Bunun en güzel örneğini bugünlerde yayınlanan Burger King reklamlarında çok net bir şekilde gördük. Patatesin kralı sloganlı ile çıkmış olan reklamda bana göre en çarpıcı ve en önemli mesaj tüketicinin sesine ne kadar kulak verdiklerini vurgulamış olmaları idi. O kadar ki sokakta yapılan röportajlarda/mülakatlardan elde edilen verilerin aslında bilgiye nasıl dönüştüğünü gördük. Burada vurgulanması gereken bir diğer nokta da şirketin pazarlama araştırmasını yapıyor ve araştırma sonucunda ortaya çıkan sonuçları yine tüketicinin lehine kullanıyor olması.
Pazarlama araştırması denince ilk akla gelen enstrüman anket. Anket o kadar yaygın hale geldi ki araştırmada kullanılan diğer tüm tekniklerin önüne geçti ve araştırma şirketlerinin de adını anketçi şirketler şeklinde algılanmasına neden oldu. Pazarlama araştırması bir şirket için başarıyı yüzde yüz garanti etmez ancak başarıyı elde etmek için gerekli stratejilerin tespitinde önemli bir rol oynar. Bu açıdan değerlendirildiğinde Burger King’in yapmış olduğu uygulama son derece önemli. Şirketin yapmış olduğu araştırma sonucunda elde etmiş olduğu veriler (burada patates konusundaki şikayetler) son derece önemli bir şekilde derlenmiş ve sonuca ulaşmış. Reklamın sonuçlarını elbette şirket yetkililerinden dinlemek gerekli ise de şirketin bu şekilde uygulama yapıyor olması da önemli. Çünkü maalesef bunu yapamayan birçok şirket söz konusu. Bunun da nedeni maalesef ki işletme sahiplerinin pazarlama araştırma sonuçlarına güvenmiyor olması ve kendilerinin de aşağı yukarı aynı sonuçları tahmin edebiliyor olmalarını düşünüyor olmaları.
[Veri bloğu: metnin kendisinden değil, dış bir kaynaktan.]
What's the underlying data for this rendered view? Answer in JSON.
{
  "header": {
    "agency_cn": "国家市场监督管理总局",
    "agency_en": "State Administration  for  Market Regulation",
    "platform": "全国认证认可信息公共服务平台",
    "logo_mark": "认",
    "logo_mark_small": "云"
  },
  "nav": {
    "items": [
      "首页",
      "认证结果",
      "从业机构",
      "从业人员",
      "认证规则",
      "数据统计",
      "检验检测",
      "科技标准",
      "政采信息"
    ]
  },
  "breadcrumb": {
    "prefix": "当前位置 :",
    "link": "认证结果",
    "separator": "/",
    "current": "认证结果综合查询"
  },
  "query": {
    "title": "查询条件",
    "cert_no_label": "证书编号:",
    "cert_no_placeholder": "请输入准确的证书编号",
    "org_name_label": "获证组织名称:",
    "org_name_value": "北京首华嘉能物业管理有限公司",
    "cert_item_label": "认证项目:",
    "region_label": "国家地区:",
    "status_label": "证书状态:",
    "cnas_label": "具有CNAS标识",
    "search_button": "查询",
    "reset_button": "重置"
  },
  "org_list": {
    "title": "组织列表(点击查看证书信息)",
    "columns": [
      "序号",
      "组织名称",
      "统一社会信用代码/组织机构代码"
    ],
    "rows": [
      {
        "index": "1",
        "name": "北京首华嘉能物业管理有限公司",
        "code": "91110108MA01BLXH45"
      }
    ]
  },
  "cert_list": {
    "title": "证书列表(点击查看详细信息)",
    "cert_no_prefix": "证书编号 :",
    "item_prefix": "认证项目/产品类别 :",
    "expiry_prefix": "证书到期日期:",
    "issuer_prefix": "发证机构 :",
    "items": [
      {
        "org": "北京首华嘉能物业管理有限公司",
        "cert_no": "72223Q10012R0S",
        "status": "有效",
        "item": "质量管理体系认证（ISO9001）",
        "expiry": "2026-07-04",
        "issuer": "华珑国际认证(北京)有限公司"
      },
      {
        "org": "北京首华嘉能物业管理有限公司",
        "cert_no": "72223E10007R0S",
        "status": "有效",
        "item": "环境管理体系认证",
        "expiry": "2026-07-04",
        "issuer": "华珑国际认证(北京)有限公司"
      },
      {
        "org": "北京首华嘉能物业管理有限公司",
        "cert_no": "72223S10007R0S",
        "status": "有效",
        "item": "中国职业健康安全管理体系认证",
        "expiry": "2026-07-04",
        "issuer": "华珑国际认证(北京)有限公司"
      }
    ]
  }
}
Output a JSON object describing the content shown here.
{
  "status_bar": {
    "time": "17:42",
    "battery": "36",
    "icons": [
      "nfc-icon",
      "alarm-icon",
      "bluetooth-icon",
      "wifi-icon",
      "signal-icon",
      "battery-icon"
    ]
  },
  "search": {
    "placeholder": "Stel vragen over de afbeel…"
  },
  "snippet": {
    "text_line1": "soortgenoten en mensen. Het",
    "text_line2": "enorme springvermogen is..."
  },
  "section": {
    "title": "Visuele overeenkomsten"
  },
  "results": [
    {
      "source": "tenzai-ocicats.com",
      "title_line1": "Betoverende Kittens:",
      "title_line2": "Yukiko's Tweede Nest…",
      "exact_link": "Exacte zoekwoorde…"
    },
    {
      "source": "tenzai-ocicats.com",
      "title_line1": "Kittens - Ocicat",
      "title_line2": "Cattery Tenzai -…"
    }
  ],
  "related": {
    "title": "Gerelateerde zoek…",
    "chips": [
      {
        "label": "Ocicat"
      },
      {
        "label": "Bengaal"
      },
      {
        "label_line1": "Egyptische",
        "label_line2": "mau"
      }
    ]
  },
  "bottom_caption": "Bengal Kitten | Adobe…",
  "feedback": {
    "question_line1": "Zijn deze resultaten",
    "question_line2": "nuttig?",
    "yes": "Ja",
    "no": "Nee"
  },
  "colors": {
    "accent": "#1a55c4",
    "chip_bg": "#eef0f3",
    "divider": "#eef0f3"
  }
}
Çağımızın en büyük sloganlarından birisi hiç şüphesiz ki “Müşteri Kraldır” anlayışı. Bu anlayışa paralel olarak işletmelerin de en fazla yapması gereken şeylerden bir tanesi de müşteri memnuniyetinin sağlanması. Müşteri memnuniyetinin sağlanması teorik olarak kolaymış gibi gözüküyor olsa da uygulamada son derece zor bir durum. Müşteri memnuniyetini sağlayabilmek için işletmelerin ilk başta yapması gereken müşteriyi dinlemek. Burada kastettiğim şey ise işletmenin müşterinin ne istediğini öğrenmesi ve zaman zaman da pazarlama araştırmaları yaparak müşterilere ne istediklerini sorması. Bunu yapan işletmelerin fark yarattığını ve daha çok tercih edildiğini görüyoruz.
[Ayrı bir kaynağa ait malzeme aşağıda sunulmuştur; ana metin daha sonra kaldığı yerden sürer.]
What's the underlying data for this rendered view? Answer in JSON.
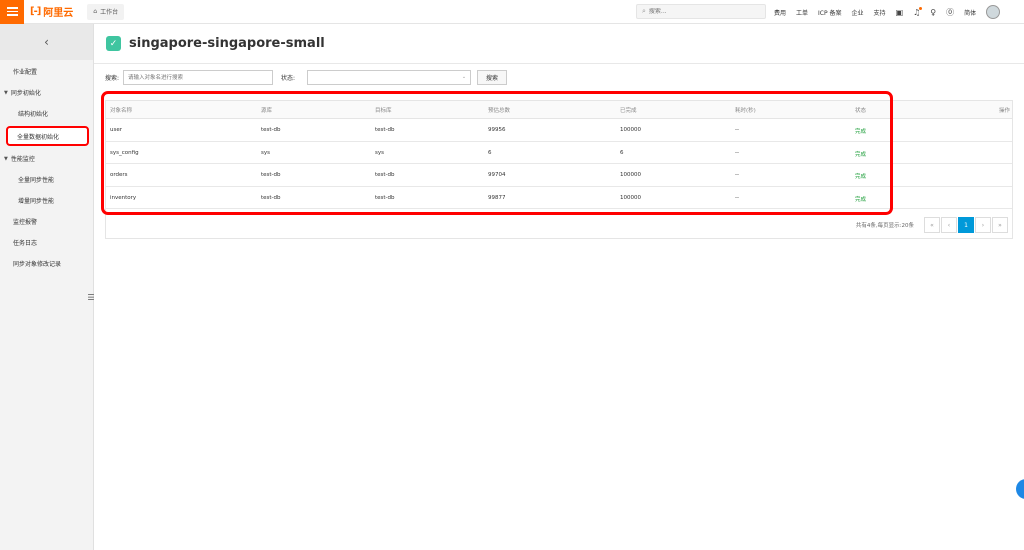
{
  "topbar": {
    "brand": "阿里云",
    "brand_icon": "[-]",
    "workbench": "工作台",
    "search_placeholder": "搜索...",
    "nav": [
      "费用",
      "工单",
      "ICP 备案",
      "企业",
      "支持"
    ],
    "user": "简体",
    "accent": "#ff6a00"
  },
  "sidebar": {
    "items": [
      {
        "label": "作业配置"
      },
      {
        "label": "同步初始化"
      },
      {
        "label": "结构初始化"
      },
      {
        "label": "全量数据初始化"
      },
      {
        "label": "性能监控"
      },
      {
        "label": "全量同步性能"
      },
      {
        "label": "增量同步性能"
      },
      {
        "label": "监控报警"
      },
      {
        "label": "任务日志"
      },
      {
        "label": "同步对象修改记录"
      }
    ]
  },
  "main": {
    "title": "singapore-singapore-small",
    "filters": {
      "search_label": "搜索:",
      "search_placeholder": "请输入对象名进行搜索",
      "status_label": "状态:",
      "status_value": "",
      "search_button": "搜索"
    },
    "table": {
      "headers": [
        "对象名称",
        "源库",
        "目标库",
        "预估总数",
        "已完成",
        "耗时(秒)",
        "状态",
        "操作"
      ],
      "rows": [
        {
          "name": "user",
          "source": "test-db",
          "target": "test-db",
          "estimated": "99956",
          "done": "100000",
          "time": "--",
          "status": "完成"
        },
        {
          "name": "sys_config",
          "source": "sys",
          "target": "sys",
          "estimated": "6",
          "done": "6",
          "time": "--",
          "status": "完成"
        },
        {
          "name": "orders",
          "source": "test-db",
          "target": "test-db",
          "estimated": "99704",
          "done": "100000",
          "time": "--",
          "status": "完成"
        },
        {
          "name": "inventory",
          "source": "test-db",
          "target": "test-db",
          "estimated": "99877",
          "done": "100000",
          "time": "--",
          "status": "完成"
        }
      ]
    },
    "pagination": {
      "summary": "共有4条,每页显示:20条",
      "first": "«",
      "prev": "‹",
      "current": "1",
      "next": "›",
      "last": "»"
    }
  }
}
Burger King de aslında tam da bunu yapmış. Yani müşterisine kulak vermiş. Müşterinin ne dediğini ve işletmeden ne istediğini söylemiş. Burger King bu durumu reklamında da tüketiciye bildiriyor. Burger King tüketiciye “Bak seni dinledim ve şikayetini düzelttim” mesajını net bir şekilde veriyor. Bu da söz konusu şikayetin dinlenildiğini ve şikayete çözüm bulunmak için çalışıldığını göstermesi açısından önemli. Müşteri açısından önemli olan bu husus yani üründen bir şikayetin söz konusu olması durumunda markanın ürünün arkasında duruyor olması tüketicinin o markaya olan güvenini artırıyor ve bu durum da müşterinin o markaya olan sadakatinin artmasına neden oluyor.
Müşterinize/tüketicinize kulak verin. Pişman olmazsınız.